Kantor A B, Stall A M, Adams S, Herzenberg L A, Herzenberg L A
Department of Genetics, Beckman Center B007, Stanford University Medical Center, CA 94305-5125.
Proc Natl Acad Sci U S A. 1992 Apr 15;89(8):3320-4. doi: 10.1073/pnas.89.8.3320.
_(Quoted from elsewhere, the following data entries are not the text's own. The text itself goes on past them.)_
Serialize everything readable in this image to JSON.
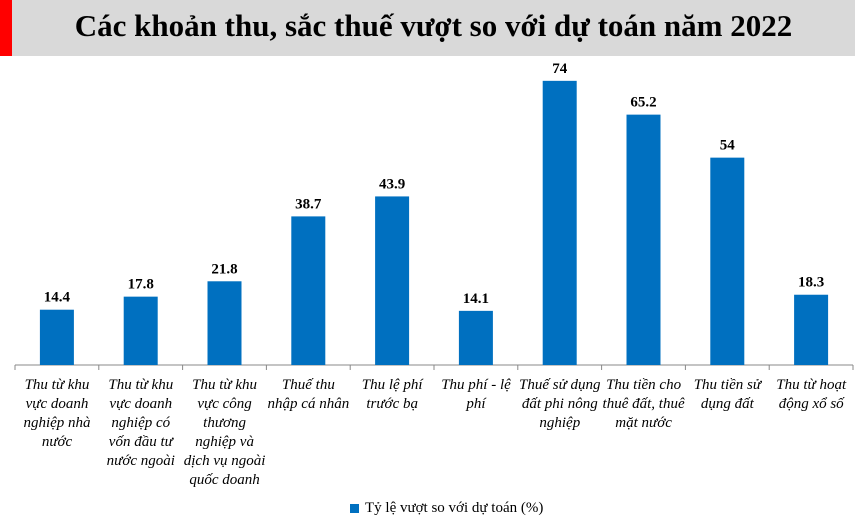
{
  "chart_data": {
    "type": "bar",
    "title": "Các khoản thu, sắc thuế vượt so với dự toán năm 2022",
    "categories": [
      "Thu từ khu vực doanh nghiệp nhà nước",
      "Thu từ khu vực doanh nghiệp có vốn đầu tư nước ngoài",
      "Thu từ khu vực công thương nghiệp và dịch vụ ngoài quốc doanh",
      "Thuế thu nhập cá nhân",
      "Thu lệ phí trước bạ",
      "Thu phí - lệ phí",
      "Thuế sử dụng đất phi nông nghiệp",
      "Thu tiền cho thuê đất, thuê mặt nước",
      "Thu tiền sử dụng đất",
      "Thu từ hoạt động xổ số"
    ],
    "series": [
      {
        "name": "Tỷ lệ vượt so với dự toán (%)",
        "values": [
          14.4,
          17.8,
          21.8,
          38.7,
          43.9,
          14.1,
          74,
          65.2,
          54,
          18.3
        ],
        "color": "#0070c0"
      }
    ],
    "data_labels": [
      "14.4",
      "17.8",
      "21.8",
      "38.7",
      "43.9",
      "14.1",
      "74",
      "65.2",
      "54",
      "18.3"
    ],
    "ylim": [
      0,
      80
    ],
    "grid": false,
    "legend": "bottom",
    "title_bar_color": "#d9d9d9",
    "accent_strip_color": "#ff0000"
  }
}
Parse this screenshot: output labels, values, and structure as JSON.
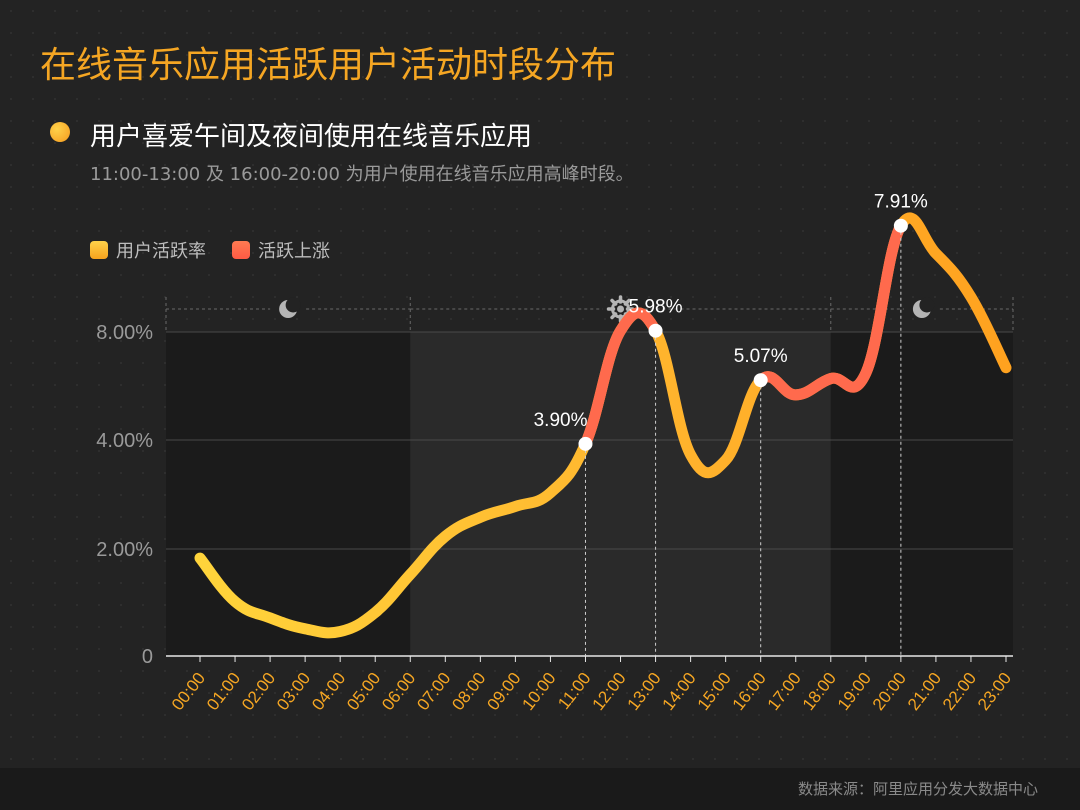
{
  "title": "在线音乐应用活跃用户活动时段分布",
  "subtitle": "用户喜爱午间及夜间使用在线音乐应用",
  "description": "11:00-13:00 及 16:00-20:00 为用户使用在线音乐应用高峰时段。",
  "legend": [
    {
      "label": "用户活跃率",
      "color": "#ffc53d"
    },
    {
      "label": "活跃上涨",
      "color": "#ff6a4d"
    }
  ],
  "source": "数据来源：阿里应用分发大数据中心",
  "icons": {
    "night": "moon-icon",
    "day": "sun-gear-icon"
  },
  "colors": {
    "title": "#f5a623",
    "line_base": "#ffc53d",
    "line_rise": "#ff6a4d",
    "tick": "#f5a623"
  },
  "chart_data": {
    "type": "line",
    "categories": [
      "00:00",
      "01:00",
      "02:00",
      "03:00",
      "04:00",
      "05:00",
      "06:00",
      "07:00",
      "08:00",
      "09:00",
      "10:00",
      "11:00",
      "12:00",
      "13:00",
      "14:00",
      "15:00",
      "16:00",
      "17:00",
      "18:00",
      "19:00",
      "20:00",
      "21:00",
      "22:00",
      "23:00"
    ],
    "series": [
      {
        "name": "用户活跃率",
        "values": [
          1.8,
          1.0,
          0.7,
          0.5,
          0.45,
          0.8,
          1.5,
          2.2,
          2.55,
          2.75,
          3.0,
          3.9,
          5.98,
          5.98,
          3.7,
          3.6,
          5.07,
          4.8,
          5.1,
          5.2,
          7.91,
          7.4,
          6.6,
          5.3
        ]
      }
    ],
    "yticks": [
      "0",
      "2.00%",
      "4.00%",
      "8.00%"
    ],
    "annotations": [
      {
        "x": "11:00",
        "label": "3.90%"
      },
      {
        "x": "13:00",
        "label": "5.98%"
      },
      {
        "x": "16:00",
        "label": "5.07%"
      },
      {
        "x": "20:00",
        "label": "7.91%"
      }
    ],
    "rise_segments": [
      [
        "11:00",
        "13:00"
      ],
      [
        "16:00",
        "20:00"
      ]
    ],
    "periods": [
      {
        "from": "00:00",
        "to": "06:00",
        "icon": "moon-icon"
      },
      {
        "from": "06:00",
        "to": "18:00",
        "icon": "sun-gear-icon"
      },
      {
        "from": "18:00",
        "to": "23:00",
        "icon": "moon-icon"
      }
    ],
    "grid": true
  }
}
Cell-transfer studies presented here distinguish three murine B cell lineages: conventional B cells, which develop late and are continually replenished from progenitors in adult bone marrow; Ly-1 B cells (B-1a), which develop early and maintain their numbers by self-replenishment; and Ly-1B "sister" (B-1b) cells, which share many of the properties of Ly-1 B cells, including self-replenishment and feedback regulation of development but can also readily develop from progenitors in adult bone marrow. The sequential emergence of these lineages, the time at which their progenitors function during ontogeny, and the distinctions among their repertoires and functions suggest that evolution has created a layered immune system in which the immune response potential of each successive lineage is adapted to its particular niche.
本文展示的细胞转移研究区分了三种小鼠B细胞谱系:传统B细胞,其发育较晚,且在成年骨髓中不断由祖细胞补充;Ly-1 B细胞(B-1a),其发育较早,并通过自我补充维持数量;以及Ly-1B“姐妹”(B-1b)细胞,它们具有许多Ly-1 B细胞的特性,包括自我补充和发育的反馈调节,但也能很容易地从成年骨髓中的祖细胞发育而来。这些谱系的相继出现、其祖细胞在个体发育过程中发挥作用的时间,以及它们的库和功能之间的差异表明,进化创造了一个分层的免疫系统,其中每个相继谱系的免疫反应潜力都适应其特定的生态位。